Лиза не оглядывается. Мелиссу Ричардсон она с тех пор не видела.
Лиза спешит к Реджу. У Реджа всегда есть дурь. Через полчаса Мелисса отступает на двадцать второй план. Она – умница-красавица Лиза, она уверена в себе. Она в спальне Реджа. Она на нем. Она ярко, ослепительно, безоблачно счастлива.
Лиза счастлива, пока счастье не кончается. Пока не кончаются силы Реджа и деньги. Она дремлет, но кровать Реджа похожа на холодную овсянку. Холодная овсянка засасывает. Мелисса выиграла, а ей, Лизе, нужно добраться до бухты Мобил, войти в воду и шагать, шагать вперед, пока над головой не сомкнутся прохладные голубые волны. Тогда Мелисса поймет, что виновата, что снова отдала живого человека на растерзание гребаного океана. Мысль кажется вполне дельной, пока Лиза не вспоминает Джейн Грейс. Лиза почти никогда ее не забывает, но это уже третий раз. Или четвертый. Четыре раза – это совсем неплохо. Она лишь в четвертый раз забыла о ребенке.
Лиза уже на улице. Наступила ночь, а какой завтра день, Лиза не знает. Она бежит домой, бежит что есть мочи, только дорога кажется липкой и вязкой. Дорога желает, чтобы Лиза упала и увязла в гудроне.
Лиза не сдается. Джанелль – та еще мать. Она забывала Джейн Грейс тысячу раз, а Лиза только трижды. Нет, четырежды. Разве Джанелль ухаживает за малышкой, обнимает ее, моет, готовит сандвичи с джемом? Нет, Лиза! Лиза помнит колыбельные, которые когда-то слышала от Босса. Лиза любит Джейн Грейс с тех пор, как увидела ее в прачечной и, вместо того чтобы украсть, стала частью ее жизни. Лизе не нравятся те редкие дни, когда Джанелль вспоминает о ребенке и пытается наверстать упущенное. Но сегодня она отчаянно надеется, что Джанелль дома. Она убеждает себя, что Джанелль готовит макароны с сыром и по миллиону раз ставит затертые кассеты с мультиками «Дора-следопыт», чтобы Джейн Грейс ей не докучала.

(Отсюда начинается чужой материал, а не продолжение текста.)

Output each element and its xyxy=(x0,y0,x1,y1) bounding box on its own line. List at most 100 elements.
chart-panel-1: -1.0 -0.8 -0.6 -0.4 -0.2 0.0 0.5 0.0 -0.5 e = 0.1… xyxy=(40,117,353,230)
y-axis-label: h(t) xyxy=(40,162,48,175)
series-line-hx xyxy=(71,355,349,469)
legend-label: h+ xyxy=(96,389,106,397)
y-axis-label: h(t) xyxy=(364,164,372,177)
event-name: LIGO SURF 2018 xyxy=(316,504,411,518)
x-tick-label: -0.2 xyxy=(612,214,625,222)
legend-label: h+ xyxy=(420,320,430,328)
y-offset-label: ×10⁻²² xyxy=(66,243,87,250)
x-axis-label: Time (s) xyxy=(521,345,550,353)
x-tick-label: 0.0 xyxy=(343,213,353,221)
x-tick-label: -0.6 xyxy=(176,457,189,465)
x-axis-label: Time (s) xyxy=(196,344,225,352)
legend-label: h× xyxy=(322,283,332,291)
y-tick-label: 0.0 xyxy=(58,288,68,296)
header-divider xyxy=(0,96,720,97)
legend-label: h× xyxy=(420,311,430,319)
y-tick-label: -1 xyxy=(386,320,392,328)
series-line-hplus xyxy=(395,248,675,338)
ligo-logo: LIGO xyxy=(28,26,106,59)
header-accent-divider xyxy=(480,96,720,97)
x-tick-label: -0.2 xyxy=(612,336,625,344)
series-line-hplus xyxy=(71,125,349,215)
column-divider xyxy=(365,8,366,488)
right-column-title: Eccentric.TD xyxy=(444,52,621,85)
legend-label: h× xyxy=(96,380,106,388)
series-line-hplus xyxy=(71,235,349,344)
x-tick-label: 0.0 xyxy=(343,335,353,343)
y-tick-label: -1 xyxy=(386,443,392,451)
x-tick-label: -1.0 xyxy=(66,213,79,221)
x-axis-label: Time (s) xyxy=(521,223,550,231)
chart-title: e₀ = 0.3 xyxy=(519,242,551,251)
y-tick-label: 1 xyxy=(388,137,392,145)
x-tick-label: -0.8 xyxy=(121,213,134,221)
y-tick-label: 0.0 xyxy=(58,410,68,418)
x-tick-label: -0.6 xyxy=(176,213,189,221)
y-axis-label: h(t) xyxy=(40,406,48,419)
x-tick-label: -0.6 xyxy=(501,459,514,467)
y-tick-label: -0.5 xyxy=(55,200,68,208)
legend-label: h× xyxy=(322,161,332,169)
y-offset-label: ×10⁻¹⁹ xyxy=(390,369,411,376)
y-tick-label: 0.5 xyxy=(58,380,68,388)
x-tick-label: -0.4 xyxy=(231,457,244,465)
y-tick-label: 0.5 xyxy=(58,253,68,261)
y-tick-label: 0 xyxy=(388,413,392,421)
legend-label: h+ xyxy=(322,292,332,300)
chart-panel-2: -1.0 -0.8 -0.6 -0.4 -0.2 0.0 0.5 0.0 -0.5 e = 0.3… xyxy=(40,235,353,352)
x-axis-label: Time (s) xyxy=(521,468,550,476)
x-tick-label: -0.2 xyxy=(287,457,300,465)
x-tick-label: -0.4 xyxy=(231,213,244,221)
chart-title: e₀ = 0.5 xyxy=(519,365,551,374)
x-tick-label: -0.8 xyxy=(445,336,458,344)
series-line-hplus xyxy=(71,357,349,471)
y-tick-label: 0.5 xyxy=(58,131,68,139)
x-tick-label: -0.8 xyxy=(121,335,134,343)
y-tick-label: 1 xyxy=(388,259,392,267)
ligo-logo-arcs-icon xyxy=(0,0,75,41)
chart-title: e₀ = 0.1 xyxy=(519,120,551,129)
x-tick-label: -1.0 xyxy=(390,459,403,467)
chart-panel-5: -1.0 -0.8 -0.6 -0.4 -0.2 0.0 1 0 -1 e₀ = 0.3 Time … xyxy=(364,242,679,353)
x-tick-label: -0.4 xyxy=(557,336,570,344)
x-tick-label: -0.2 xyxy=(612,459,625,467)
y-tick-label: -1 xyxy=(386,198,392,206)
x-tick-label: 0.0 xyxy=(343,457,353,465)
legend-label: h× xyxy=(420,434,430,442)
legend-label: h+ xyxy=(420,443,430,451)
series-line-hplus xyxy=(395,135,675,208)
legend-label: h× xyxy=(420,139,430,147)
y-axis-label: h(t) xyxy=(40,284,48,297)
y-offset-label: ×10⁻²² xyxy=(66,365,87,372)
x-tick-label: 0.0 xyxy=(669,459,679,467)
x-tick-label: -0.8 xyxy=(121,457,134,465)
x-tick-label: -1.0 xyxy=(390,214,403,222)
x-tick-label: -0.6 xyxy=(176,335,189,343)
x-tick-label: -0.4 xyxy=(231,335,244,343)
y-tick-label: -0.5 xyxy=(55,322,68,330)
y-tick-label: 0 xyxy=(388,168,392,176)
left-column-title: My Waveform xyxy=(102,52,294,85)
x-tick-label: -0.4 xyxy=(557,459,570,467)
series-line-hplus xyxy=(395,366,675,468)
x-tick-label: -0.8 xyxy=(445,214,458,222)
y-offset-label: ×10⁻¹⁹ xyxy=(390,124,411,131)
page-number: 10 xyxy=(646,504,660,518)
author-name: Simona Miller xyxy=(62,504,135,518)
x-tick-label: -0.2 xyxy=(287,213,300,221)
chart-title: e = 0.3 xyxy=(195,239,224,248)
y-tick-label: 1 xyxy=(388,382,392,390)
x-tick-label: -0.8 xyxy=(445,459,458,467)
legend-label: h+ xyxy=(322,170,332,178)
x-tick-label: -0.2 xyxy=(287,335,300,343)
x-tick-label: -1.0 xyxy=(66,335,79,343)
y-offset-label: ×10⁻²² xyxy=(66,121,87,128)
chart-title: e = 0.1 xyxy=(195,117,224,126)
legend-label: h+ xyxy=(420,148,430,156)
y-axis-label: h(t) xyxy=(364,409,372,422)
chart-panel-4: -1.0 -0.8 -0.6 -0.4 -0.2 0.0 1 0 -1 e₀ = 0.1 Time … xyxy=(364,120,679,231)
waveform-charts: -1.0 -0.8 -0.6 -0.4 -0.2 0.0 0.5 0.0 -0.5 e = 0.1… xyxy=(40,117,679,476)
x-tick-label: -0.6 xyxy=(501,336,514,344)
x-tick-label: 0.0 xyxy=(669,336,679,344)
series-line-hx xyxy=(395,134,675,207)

Во всех окнах горит свет, а Джанелль куда-то слиняла. Лиза несется из одной пустой комнаты в другую – вот гостиная, вот кухонька, вот комната Джанелль, вот ее комната, вот кладовка, где спит Джейн Грейс. По ночам малышка выбирается из постельки, мимо маминой комнаты крадется к Лизе и утром просыпается рядом с ней. Она зовет Лизу, когда разобьет коленку или увидит плохой сон. Но сегодня Лиза о ней забыла, и во всех комнатах пусто.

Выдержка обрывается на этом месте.